Why Compliance Matters
In an increasingly regulated financial world, there have been arguments that firms and sectors are capable of self-regulation. The recent recession and financial crisis however has brought home the realisation that effective regulation and compliance creates a safety net for both firms and consumers when there is a dip in the economy.
To begin, what is Compliance?
The Merriam Webster dictionary defines compliance as the act, or process of complying to a demand, proposal, regimen or to coercion. To discuss why compliance is important, it is important to know what happens when a firm is not compliant with the relevant rules and regulations. Consider a game of football. There is a pitch, goalposts, football teams and spectators to watch the match. As the game begins, the spectators start to notice that something is not quite right. There is no referee in sight on the pitch. Using this analogy, compliance matters because the compliance team is the internal referee for most financial service firms.
Financial Services Regulation in the UK is focused on protecting consumers.

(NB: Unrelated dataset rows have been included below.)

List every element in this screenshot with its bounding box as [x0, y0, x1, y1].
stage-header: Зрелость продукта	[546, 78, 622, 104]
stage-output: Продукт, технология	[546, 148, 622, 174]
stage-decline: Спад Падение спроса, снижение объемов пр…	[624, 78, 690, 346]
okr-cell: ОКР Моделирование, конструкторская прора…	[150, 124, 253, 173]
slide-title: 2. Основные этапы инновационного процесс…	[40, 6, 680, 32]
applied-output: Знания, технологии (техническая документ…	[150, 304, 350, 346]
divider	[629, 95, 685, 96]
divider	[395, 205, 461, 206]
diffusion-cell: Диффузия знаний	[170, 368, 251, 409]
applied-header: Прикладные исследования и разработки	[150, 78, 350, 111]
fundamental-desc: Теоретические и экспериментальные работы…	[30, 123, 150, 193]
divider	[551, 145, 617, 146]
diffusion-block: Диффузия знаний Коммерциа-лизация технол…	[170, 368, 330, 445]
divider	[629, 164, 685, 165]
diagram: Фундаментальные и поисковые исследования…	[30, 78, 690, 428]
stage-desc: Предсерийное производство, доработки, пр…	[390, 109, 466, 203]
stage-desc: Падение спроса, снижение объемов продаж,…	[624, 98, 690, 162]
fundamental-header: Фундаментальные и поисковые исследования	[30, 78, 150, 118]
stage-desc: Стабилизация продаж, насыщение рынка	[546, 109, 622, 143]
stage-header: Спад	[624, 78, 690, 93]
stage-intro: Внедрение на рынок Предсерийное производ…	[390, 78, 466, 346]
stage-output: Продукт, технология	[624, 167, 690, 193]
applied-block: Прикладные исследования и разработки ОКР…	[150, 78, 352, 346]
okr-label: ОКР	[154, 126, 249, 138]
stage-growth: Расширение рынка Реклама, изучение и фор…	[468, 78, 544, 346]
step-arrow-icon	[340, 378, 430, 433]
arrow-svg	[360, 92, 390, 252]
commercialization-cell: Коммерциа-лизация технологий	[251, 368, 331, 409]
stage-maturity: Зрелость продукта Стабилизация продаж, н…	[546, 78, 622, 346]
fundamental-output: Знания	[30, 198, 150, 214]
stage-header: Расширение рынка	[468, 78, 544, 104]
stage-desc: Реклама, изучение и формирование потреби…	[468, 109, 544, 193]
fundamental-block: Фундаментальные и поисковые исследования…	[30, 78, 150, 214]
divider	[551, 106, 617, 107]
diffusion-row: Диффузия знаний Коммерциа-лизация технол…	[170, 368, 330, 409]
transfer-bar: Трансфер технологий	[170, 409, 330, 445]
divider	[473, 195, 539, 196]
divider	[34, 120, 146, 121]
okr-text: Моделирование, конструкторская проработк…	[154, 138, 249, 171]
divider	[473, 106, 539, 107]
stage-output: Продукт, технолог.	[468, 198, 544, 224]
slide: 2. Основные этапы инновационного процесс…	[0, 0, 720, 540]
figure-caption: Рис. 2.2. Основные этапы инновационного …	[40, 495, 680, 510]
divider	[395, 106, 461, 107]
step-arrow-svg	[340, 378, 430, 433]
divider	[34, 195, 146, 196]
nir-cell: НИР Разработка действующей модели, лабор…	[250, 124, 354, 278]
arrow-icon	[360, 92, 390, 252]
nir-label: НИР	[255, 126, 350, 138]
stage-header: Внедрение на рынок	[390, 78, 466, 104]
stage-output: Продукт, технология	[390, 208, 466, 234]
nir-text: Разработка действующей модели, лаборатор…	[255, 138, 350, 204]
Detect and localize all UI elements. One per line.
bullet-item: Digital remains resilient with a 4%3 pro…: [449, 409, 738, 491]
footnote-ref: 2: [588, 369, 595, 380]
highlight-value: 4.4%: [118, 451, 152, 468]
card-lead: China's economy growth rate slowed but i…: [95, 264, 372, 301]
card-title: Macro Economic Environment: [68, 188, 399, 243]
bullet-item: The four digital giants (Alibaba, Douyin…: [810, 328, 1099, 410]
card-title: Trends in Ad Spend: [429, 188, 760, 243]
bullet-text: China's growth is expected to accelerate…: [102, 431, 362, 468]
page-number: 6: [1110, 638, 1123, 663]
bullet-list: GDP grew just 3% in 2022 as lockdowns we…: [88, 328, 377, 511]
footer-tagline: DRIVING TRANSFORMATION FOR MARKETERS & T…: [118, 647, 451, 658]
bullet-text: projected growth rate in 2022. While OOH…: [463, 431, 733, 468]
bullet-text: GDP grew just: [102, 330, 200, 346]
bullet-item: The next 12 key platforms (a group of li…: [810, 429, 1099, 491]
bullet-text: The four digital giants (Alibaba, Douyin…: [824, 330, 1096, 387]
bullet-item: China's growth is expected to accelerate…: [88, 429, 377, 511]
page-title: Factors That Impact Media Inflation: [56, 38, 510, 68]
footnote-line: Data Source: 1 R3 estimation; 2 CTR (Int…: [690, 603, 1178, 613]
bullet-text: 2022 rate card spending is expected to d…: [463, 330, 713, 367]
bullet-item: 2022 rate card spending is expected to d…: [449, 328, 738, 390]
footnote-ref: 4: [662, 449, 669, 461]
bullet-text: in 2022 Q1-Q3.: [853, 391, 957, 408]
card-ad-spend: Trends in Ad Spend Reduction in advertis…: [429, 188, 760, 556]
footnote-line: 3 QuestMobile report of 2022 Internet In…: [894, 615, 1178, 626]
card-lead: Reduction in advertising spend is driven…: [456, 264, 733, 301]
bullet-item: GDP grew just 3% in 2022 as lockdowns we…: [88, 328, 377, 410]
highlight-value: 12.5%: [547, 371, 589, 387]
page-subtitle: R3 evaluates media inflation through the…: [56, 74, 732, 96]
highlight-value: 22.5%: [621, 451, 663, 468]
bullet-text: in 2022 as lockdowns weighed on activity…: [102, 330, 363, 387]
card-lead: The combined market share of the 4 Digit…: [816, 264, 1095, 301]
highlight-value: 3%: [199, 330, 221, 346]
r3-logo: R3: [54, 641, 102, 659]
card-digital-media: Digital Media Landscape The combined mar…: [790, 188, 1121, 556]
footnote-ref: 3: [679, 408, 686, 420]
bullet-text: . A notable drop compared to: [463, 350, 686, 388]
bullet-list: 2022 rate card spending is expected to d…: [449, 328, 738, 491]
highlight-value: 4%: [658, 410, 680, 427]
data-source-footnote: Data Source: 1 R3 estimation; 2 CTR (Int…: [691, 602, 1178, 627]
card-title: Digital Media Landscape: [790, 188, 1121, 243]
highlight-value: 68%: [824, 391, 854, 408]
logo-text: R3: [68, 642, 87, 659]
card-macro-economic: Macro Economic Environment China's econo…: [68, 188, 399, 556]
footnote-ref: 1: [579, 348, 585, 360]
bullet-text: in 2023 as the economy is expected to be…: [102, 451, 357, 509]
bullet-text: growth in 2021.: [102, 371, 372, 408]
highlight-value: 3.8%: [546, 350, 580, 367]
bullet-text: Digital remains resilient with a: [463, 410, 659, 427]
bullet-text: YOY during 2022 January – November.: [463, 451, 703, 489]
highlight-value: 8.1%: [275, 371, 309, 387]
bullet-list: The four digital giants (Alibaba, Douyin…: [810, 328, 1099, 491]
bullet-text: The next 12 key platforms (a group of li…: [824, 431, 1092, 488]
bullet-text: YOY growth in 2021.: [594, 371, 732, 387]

This is because consumer protection is one of the FSA’s statutory duties, but this can also be seen as a general trend towards consumer protection and business ethics. For instance, over the past few years, there has been a lot of talk about the ethics of the city. FSA regulation has evolved over the past decade from rules; moved to principles based regulation and is now based on a combination of rules and principles. Even more importantly, FSA regulation is outcomes focused which means that if the rules and principles are not enough to protect consumers or perhaps prevent financial crime, firms now have to go beyond the stated rules and regulations to ensure that consumers are protected or financial crime prevented.
In 2011, HSBC was fined £10.5m for failing to ensure that suitable advice was given to the elderly customers of its subsidiary NHFA Ltd. In this case, advisers at NHFA Ltd advised elderly consumers many of them, living in care homes to buy medium term investments that were over a longer time period in some cases than their life expectancy. Although this is unquestionably irresponsible and unethical business behaviour, if there were no rules or principles prohibiting it which could be enforced, this would be a case of a big business treating it customers appallingly and getting away with it.
Similarly, firms have been fined for practices such as failures in creating and maintaining good systems and controls to ensure that customers are treated fairly. Credit Suisse in particular was fined nearly £6 million for failing to document that it had assessed the level of risks that client were willing to take and had retrospectively amended records in response to an FSA file review.
Compliance is important for businesses because a good compliance service will detect gaps in the system and controls of a Firm. Detecting these gaps in firm’s adherence to relevant rules and regulations in itself gives firms a chance to create stronger systems and controls and will reduce the possibility of breaching regulatory requirements. A good compliance service will assist firms in finding viable solutions that will enable them to meet their regulatory needs. Regulatory requirements such as stress testing, also helps firms to evaluate their liquidity risks and prepare themselves for financial difficulties or recession.
A compliance team can also act as the ethical barometer of a firm. This could be through the development of internal policies or best practice guides to ensure that the firm not only complies with rules and regulations but also develops and maintains good businesses ethics. As ethics is concerned with the morality / the right or wrong effects of decisions, It is fair to assume that when ethics is applied to businesses, it can help to reduce the risk of firms carrying out their business in ways that are unfair to customers and improves the reputation of the firm involved.
Both the FSA and the SEC recognise the importance of ethics in business. In the UK, individuals appointed to significant influence functions and customer functions are assessed to ascertain whether they are fit and proper before becoming approved by the FSA. Approved persons are required to conform to a code of practice which assigns personal culpability for breach of the ethical standards contained in the statement of principles for approved persons. Hector Sants, the Chief Executive of the FSA in a 2010 speech “Can Culture be regulated” noted that when he joined the FSA, he was told by senior management that “the FSA do not do ‘ethics”. This view has since changed to an acceptance that regulators cannot avoid judging culture. As ethics is one of the key aspects of a firm’s culture, a compliant firm is now not only required to be compliant with regulations and rules or principles but also demonstrate that it has a good compliance culture.
The question then is not why compliance is important, but what can firms do to ensure that they are fully compliant.